For one, it’s not apparent that 50 Senate Democrats support the Women’s Health Protection Act, the bill slated for a House vote later this month. Manchin has not said he would support it, and neither has Sen. Bob Casey (D-PA), who has in the past identified as a “pro-life Democrat.” And while a growing number of Senate Democrats support expanding the size of the high court, it’s hardly a critical mass.
In that light, getting 50 Democratic votes to end the filibuster in the name of abortion rights, much less expanding the court, would be a near-impossible scenario.
Beyond that, abortion is the perhaps one area where Democrats have historically found some utility in the filibuster.
If it were not for the 60-vote threshold, past GOP majorities might have effectively overturned Roe long before the Supreme Court did. Some Democrats worry that nuking the filibuster to pass abortion rights legislation would mean that Republicans would simply overturn it immediately upon returning to the majority.
Among major reproductive rights organizations, there’s a reluctance to embrace the kind of full-throated anti-filibuster position that many Democratic lawmakers have.
In a statement to The Daily Beast, a spokesperson for the pro-choice group NARAL said “reproductive freedom is under attack in unprecedented ways and it’s time for courageous action to restore democracy.”
When asked if that action included changing the filibuster, the NARAL spokesperson said that, “We think all options are on the table.”
Progressive organizers consider these groups’ sentiments to be influential in how elected Democrats talk about the filibuster and abortion rights. Smith, for one, said, “for a long time, I was concerned about getting rid of the filibuster because of that question, what could happen to reproductive rights.”
But Smith—who only came out in favor of ending the filibuster this April—said the Senate has a duty to protect those rights. And she also argued that any Republican repeal of Democrat-passed abortion laws would not come without political consequences.
“Politicians can be protected by not being able to do things they say they want to do,” Smith said.
More than anything, however, many progressives feel that if they do nothing, similar rulings and state-level bills will proceed anyway. The threat of GOP reprisals if they muscle through abortion rights legislation on partisan lines, to them, seems less scary than the alternative. Already, other states—such as Florida—are contemplating copycat bills to Texas’, sensing a green light from the Supreme Court.

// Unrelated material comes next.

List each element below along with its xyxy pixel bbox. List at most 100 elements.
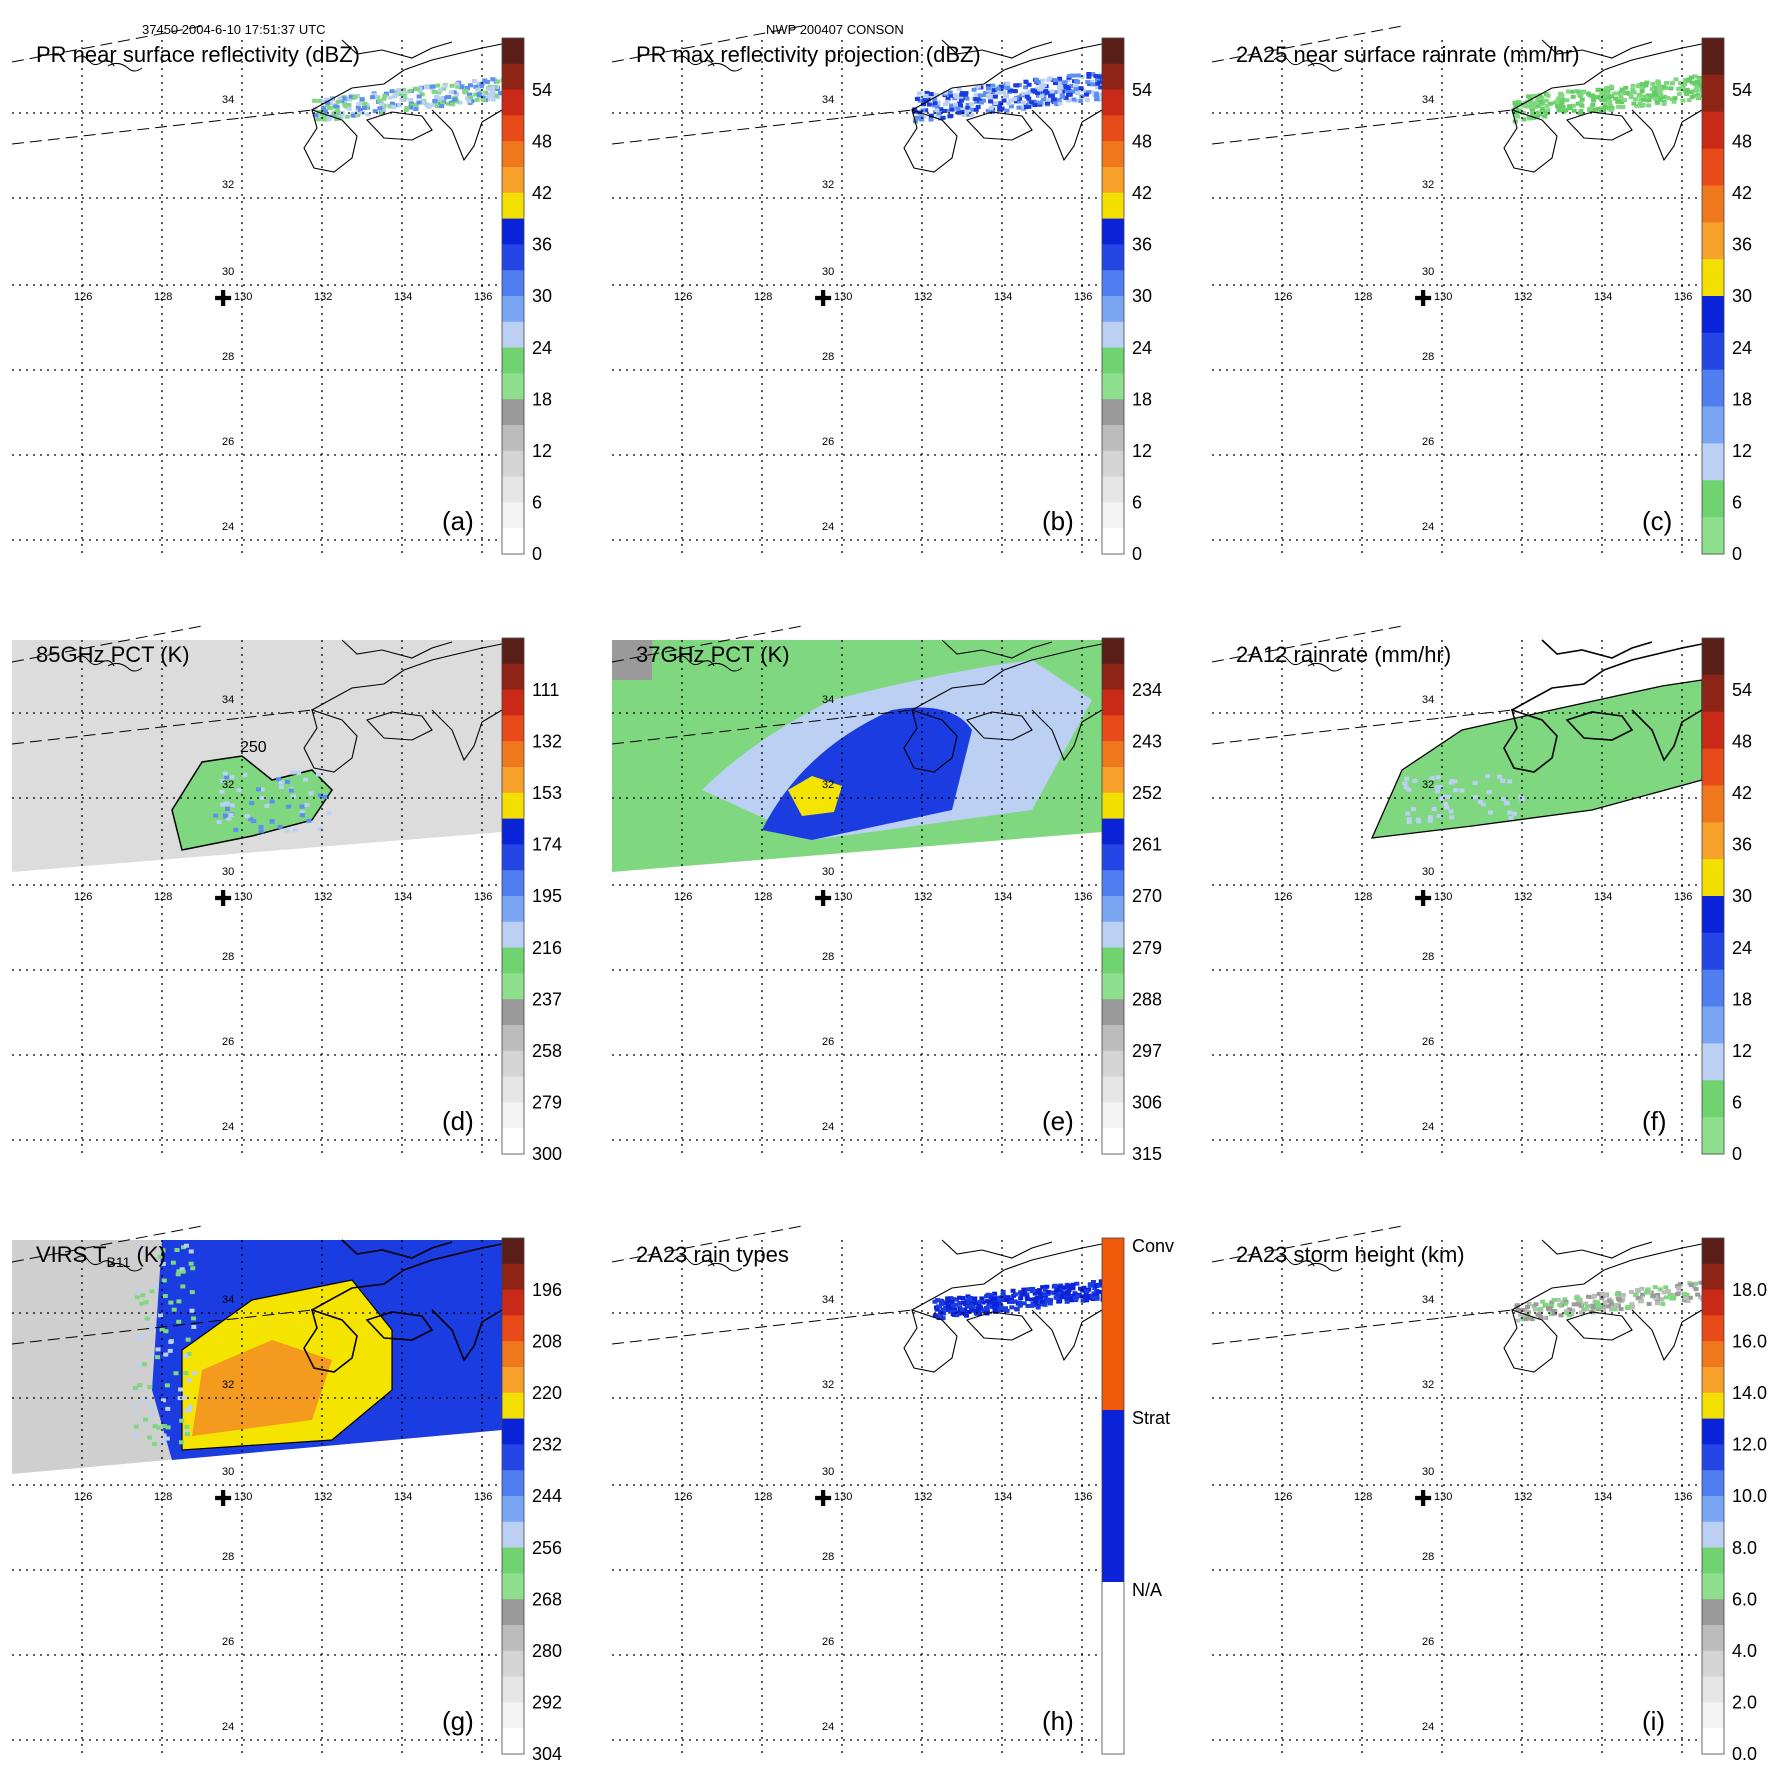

While court-packing proponents like Jones remain in the minority, they stress that a six-member GOP majority could strike down any federal Democratic abortion legislation, which would inevitably be subjected to legal challenges.
Zupnick, of Fix Our Senate, said it’s a “legitimate point” to be concerned about what GOP majorities in Congress might pass on abortion if the filibuster ends, but at this point, the costs of inaction for Democrats are too high.
“What we saw with the Supreme Court ruling is that Roe is essentially unprotected right now,” he said. “The choice is to do absolutely nothing and let the court and states erode reproductive rights, or do something.”